PROJECT SUMMARY/ABSTRACT
Pancreatic ductal adenocarcinoma (PDA), is a lethal malignancy, due in part to a dense, desmoplastic (fibrotic)
tumor microenvironment which aids tumor growth and inhibits drug delivery. Poor survival rates, harsh
treatments, and tumor intrinsic aspects of the disease such as pain and altered cytokine pools, promote high
levels of anxiety in PDA patients. Nearly 25% of pancreatic cancer patients are prescribed benzodiazepines
(BZDs) to treat anxiety, insomnia, or to relieve nausea. Epidemiological studies indicate that BZDs may increase
the risk of cancer development but the role of BZDs in modifying the tumor microenvironment is unknown. Recent
studies indicate that n-unsubstituted BZDs promote the signaling of the proton-sensing G protein-coupled
receptor, GPR68, under acidic conditions, such as those present in the PDA tumor microenvironment. GPR68
is overexpressed by PDA cancer-associated fibroblasts (CAFs), and its expression drives desmoplasia, fibrosis,
and inflammation, microenvironmental features associated with impaired drug delivery and chemoresistance.

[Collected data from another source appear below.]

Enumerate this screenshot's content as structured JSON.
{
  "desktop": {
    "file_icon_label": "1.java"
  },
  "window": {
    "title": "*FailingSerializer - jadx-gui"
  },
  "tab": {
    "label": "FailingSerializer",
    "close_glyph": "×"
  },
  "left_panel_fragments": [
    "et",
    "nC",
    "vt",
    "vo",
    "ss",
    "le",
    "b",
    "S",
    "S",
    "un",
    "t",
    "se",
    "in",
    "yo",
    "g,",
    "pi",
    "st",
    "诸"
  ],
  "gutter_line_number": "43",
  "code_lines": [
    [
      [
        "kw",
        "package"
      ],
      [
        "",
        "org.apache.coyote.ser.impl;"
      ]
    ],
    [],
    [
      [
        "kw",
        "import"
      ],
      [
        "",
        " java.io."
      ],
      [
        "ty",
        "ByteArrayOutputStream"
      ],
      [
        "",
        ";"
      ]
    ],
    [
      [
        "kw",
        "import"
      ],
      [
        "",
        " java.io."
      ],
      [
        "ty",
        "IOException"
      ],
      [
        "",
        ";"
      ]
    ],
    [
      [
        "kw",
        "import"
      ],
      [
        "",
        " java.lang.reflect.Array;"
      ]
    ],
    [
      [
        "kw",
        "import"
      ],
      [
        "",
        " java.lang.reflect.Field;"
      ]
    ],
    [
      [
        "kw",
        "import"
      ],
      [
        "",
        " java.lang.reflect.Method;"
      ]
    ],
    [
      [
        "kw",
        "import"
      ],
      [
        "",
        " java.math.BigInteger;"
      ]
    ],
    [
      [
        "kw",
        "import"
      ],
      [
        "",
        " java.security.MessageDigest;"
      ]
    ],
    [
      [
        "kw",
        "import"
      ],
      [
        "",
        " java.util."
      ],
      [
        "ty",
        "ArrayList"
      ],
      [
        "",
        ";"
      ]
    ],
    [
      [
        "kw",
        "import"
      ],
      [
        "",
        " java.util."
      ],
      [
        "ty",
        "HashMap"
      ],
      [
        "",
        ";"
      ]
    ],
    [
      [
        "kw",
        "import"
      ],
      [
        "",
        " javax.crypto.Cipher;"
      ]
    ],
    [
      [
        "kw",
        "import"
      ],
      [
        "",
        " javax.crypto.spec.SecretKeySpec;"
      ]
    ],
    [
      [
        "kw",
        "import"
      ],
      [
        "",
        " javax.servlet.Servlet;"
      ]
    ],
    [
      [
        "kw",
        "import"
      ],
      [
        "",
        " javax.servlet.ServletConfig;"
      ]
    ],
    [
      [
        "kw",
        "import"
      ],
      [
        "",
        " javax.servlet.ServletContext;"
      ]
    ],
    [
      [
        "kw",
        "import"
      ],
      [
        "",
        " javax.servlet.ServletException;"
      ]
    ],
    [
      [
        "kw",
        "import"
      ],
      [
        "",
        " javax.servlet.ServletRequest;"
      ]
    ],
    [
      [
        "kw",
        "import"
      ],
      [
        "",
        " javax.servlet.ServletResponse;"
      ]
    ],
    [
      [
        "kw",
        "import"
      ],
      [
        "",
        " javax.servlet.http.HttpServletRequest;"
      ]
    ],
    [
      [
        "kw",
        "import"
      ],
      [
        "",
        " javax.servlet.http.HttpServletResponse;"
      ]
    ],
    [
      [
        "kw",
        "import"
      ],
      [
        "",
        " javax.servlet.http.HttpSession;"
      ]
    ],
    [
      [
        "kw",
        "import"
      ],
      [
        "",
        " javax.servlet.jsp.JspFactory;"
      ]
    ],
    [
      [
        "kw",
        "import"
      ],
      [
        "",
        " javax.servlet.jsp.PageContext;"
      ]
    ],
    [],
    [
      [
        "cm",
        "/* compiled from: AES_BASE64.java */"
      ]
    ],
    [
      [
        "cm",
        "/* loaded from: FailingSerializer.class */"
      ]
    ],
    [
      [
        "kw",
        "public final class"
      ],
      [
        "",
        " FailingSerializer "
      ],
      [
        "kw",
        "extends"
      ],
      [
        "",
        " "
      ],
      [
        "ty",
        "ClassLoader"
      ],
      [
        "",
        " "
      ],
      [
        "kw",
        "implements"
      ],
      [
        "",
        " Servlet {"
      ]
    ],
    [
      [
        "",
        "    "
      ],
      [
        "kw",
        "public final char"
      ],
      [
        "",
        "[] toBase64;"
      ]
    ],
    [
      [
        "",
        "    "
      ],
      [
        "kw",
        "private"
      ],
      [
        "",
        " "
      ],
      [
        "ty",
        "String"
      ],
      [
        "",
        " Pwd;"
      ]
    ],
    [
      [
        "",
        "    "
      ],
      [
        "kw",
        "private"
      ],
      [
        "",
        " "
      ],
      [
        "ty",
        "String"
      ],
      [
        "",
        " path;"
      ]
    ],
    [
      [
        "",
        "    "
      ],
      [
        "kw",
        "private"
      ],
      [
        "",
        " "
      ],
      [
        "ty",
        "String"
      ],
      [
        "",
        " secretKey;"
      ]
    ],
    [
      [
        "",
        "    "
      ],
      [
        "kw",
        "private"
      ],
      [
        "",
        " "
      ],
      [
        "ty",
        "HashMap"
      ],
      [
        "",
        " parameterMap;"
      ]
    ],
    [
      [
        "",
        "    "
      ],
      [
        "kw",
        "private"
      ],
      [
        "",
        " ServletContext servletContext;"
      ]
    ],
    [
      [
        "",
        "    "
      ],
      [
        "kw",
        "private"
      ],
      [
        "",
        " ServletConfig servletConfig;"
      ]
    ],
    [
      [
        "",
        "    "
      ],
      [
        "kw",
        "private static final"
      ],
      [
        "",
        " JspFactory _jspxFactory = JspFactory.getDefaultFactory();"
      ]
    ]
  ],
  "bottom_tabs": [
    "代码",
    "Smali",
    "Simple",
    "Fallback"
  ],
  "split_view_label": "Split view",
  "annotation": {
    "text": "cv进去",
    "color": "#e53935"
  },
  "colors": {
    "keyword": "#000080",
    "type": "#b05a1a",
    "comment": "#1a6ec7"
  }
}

To establish clinical relevance, covariate adjusted analyses was conducted of pancreatic cancer patients who
received chemotherapy at Roswell Park from 2004 to 2020. Patients receiving lorazepam (LOR), a strong
GPR68 activator, had significantly decreased progression-free survival (PFS) relative to non-users (HR 3.83
(1.53,9.57)), while patients receiving alprazolam (ALP), a GPR68 non-activator, had significantly improved PFS
(HR 0.38 (0.16-0.92)). Preliminary studies using subcutaneous allografts derived from KPC mice, a genetically
engineered mouse model of PDA, indicated that LOR promoted collagen deposition, desmoplasia, and ischemic
necrosis in vivo, supporting that this BZD may promote an unfavorable tumor microenvironment that could
negatively impact PDA patient survival. Additionally, LOR-treated CAFs had increased expression of pro-
inflammatory and pro-fibrotic genes, suggesting that CAFs may be driving the observed phenotype.
These findings led to the central hypothesis that GPR68-activating BZDs modulate CAF signaling, which
will increase desmoplasia, subsequently constricting the tumor vasculature. The long-term goal is to
determine the impact of BZDs on the PDA tumor microenvironment and chemotherapeutic efficacy. This
hypothesis will be tested with two aims. Aim 1 will determine the impact of LOR/ALP on the PDA vasculature
and desmoplasia in tumor-bearing KPC mice, using imaging and histological methods. Aim 2 will evaluate the
role of BZDs in modifying CAF signaling and activity. Changes in the expression/secretion of pro-fibrotic proteins,
inflammatory cytokines, and GPR68 downstream signaling molecules by BZD-treated immortalized CAFs will be
quantified. Alterations in PDA organoid proliferation and collagen contraction by BZD-treated CAFs will also be
quantified. This research is clinically significant because it will indicate if BZDs commonly prescribed to PDA
patients modify the PDA tumor microenvironment in a manner which may decrease chemotherapeutic efficacy.